Спустя два дня, 21 августа, один из соратников Миронова, Константин Булаткин, написал своему бывшему командиру Семену Буденному:

Товарищ Миронов… это не только великий стратег и полководец, но и великий пророк… Он находится в опале, потому что любит правду… Если бы ему дали возможность сформировать корпус, тебе голову на отрез даю, что, появись с ним на фронте, дух морально в два счета бы повысился и перевес бы был сразу на нашей стороне[389].

Двадцать второго августа Миронов приказал своим бойцам готовиться к выступлению. «Помните, вы не одиноки.
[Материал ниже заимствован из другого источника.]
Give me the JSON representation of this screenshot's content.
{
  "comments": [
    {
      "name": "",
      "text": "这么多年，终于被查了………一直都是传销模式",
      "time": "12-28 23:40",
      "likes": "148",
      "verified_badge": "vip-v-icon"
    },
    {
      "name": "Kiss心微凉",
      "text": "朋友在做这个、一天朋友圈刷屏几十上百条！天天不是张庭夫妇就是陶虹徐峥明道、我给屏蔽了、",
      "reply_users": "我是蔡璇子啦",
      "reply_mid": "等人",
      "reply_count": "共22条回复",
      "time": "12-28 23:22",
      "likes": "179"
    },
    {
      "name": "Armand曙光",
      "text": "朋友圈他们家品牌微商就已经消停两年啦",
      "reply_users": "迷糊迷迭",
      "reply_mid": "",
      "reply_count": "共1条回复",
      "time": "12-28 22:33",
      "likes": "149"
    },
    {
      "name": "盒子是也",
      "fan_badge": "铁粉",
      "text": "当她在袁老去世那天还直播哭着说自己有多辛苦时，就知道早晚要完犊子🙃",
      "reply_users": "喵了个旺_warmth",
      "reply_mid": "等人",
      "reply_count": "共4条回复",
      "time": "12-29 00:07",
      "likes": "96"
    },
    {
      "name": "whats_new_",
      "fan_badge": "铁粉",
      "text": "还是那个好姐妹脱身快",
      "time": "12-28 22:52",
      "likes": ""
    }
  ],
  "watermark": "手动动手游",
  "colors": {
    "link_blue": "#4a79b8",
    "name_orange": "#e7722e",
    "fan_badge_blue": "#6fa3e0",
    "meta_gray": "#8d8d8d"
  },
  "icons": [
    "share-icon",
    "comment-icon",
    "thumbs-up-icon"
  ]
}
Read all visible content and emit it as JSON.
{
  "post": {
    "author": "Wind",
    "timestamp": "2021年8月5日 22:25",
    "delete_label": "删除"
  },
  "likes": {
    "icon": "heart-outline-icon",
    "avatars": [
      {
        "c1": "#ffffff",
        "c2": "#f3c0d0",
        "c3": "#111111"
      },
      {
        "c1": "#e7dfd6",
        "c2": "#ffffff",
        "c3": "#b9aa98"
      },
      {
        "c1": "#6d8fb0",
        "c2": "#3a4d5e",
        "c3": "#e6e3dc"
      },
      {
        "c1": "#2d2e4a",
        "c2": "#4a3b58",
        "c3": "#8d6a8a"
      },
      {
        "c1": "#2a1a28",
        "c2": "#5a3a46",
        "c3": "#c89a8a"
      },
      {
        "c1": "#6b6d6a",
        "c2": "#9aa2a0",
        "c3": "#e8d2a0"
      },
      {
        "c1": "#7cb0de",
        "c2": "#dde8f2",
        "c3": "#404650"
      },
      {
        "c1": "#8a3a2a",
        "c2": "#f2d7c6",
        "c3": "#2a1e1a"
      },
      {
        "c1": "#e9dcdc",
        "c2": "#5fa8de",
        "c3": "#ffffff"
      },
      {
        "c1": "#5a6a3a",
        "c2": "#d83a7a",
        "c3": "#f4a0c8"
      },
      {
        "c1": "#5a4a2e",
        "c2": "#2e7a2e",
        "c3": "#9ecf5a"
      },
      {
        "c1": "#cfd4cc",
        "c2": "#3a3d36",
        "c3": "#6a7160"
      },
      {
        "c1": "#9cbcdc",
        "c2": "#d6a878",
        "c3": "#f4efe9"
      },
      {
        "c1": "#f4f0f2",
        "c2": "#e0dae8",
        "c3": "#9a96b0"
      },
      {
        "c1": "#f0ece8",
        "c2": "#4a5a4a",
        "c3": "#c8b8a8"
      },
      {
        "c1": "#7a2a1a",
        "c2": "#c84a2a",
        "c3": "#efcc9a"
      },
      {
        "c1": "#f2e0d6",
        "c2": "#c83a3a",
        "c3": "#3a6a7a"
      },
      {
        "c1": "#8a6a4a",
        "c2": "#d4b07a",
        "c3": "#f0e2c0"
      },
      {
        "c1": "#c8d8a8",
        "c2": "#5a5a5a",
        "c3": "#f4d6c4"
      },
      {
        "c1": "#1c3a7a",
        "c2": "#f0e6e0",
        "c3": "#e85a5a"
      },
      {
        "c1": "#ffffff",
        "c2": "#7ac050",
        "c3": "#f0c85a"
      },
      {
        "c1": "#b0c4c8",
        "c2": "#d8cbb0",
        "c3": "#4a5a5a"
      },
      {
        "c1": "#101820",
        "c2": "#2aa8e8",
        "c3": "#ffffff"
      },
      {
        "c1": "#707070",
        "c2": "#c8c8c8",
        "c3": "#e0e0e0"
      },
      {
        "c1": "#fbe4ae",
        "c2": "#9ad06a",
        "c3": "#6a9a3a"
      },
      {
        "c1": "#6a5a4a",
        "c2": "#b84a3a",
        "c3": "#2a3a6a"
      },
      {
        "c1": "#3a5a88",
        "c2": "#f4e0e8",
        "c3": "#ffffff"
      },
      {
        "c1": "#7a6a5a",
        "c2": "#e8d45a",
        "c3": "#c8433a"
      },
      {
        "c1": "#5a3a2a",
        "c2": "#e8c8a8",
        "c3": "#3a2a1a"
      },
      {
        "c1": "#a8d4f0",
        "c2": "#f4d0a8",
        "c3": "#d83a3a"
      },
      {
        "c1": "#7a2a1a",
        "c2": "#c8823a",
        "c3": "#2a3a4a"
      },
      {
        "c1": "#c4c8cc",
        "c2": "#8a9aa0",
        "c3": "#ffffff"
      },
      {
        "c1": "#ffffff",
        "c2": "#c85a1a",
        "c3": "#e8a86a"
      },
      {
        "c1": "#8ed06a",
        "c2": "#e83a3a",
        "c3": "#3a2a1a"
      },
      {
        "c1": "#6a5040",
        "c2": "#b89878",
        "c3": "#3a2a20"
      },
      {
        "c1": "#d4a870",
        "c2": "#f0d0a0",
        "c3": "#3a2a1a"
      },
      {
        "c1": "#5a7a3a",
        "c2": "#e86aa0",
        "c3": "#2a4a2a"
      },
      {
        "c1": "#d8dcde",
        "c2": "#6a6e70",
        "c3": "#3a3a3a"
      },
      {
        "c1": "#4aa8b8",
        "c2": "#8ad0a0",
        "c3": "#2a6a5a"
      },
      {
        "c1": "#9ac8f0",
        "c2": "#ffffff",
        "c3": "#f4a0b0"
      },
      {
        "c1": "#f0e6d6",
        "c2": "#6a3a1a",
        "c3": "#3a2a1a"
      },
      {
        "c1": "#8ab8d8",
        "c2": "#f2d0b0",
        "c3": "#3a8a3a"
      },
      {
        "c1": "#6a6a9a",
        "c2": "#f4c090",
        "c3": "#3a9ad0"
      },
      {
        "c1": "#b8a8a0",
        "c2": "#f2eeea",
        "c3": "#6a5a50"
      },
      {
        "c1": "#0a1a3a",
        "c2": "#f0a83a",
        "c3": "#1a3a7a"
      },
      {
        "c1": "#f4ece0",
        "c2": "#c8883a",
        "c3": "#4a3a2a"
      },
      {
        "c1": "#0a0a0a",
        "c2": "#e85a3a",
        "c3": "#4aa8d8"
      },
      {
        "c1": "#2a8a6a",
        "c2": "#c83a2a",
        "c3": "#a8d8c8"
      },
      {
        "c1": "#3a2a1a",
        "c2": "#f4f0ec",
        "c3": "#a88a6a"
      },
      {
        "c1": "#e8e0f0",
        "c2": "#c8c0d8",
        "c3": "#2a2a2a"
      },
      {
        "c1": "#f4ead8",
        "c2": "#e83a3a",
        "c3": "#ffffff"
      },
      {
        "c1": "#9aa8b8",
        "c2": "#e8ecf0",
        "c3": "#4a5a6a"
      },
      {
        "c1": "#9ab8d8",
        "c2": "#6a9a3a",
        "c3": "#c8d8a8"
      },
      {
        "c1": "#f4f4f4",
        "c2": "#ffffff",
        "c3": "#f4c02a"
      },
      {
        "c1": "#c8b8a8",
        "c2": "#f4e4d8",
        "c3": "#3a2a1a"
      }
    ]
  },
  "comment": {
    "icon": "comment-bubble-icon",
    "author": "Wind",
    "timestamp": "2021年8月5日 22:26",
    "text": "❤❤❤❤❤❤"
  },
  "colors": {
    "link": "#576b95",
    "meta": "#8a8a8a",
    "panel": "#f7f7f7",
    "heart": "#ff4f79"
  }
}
С вами подлинная душа измученного народа. Если и погибнете в боях, то погибнете за правду. Любить же правду и умирать за нее завещал Христос»[390].

На следующий день Миронову позвонил член ЦК и начальник Политуправления Реввоенсовета Республики, двадцатишестилетний Ивар Смилга. Ведущий комиссар Красной армии, Смилга родился и вырос в Лифляндской губернии, вступил в партию в возрасте четырнадцати лет (после того как его отца, участника революции 1905 года, расстреляли правительственные войска), пять лет изучал философию и политэкономию в сибирской ссылке и в 1917 году возглавил октябрьское вооруженное восстание в Финляндии. Сохранился текст его «прямой линии» с Мироновым[391].

Смилга. Я категорически настаиваю, чтобы вы своими несогласованными действиями не затрудняли бы положение наших армий…

Миронов. Если вы, т. Смилга, имеете чутье государственного человека, то я тоже категорически настаиваю не препятствовать мне уйти на фронт. Только там я буду чувствовать себя удовлетворенным. Прошу не создавать атмосферы сгущения, я это решил положительно, видя гибель революции, и меня остановит только смерть. А я хотел, чтобы взяли мою жизнь на спасение революции, в которой она сейчас нуждается. Повторяю, если мне в этом будет отказано, я утратил всякую веру в людей, стоящих у власти.

Смилга. Тов. Миронов, никто не думает лишать вас… (Миронов прерывает)

Миронов. И вынужден не утрачивать веры в идею народных масс. Я меньше всего хотел того, что создалось вокруг меня, и вдобавок нахожусь под тяжким впечатлением зверств, учиненных над уральскими казаками коммунистом Ермоленко и над донскими – Донским бюро, создавшими этот страшный фронт для революции. Над моей докладной запиской от 16 марта в Реввоенсовете Республики, видимо, посмеялись, а если бы она была принята во внимание, не было бы теперь местного фронта т. Миронова.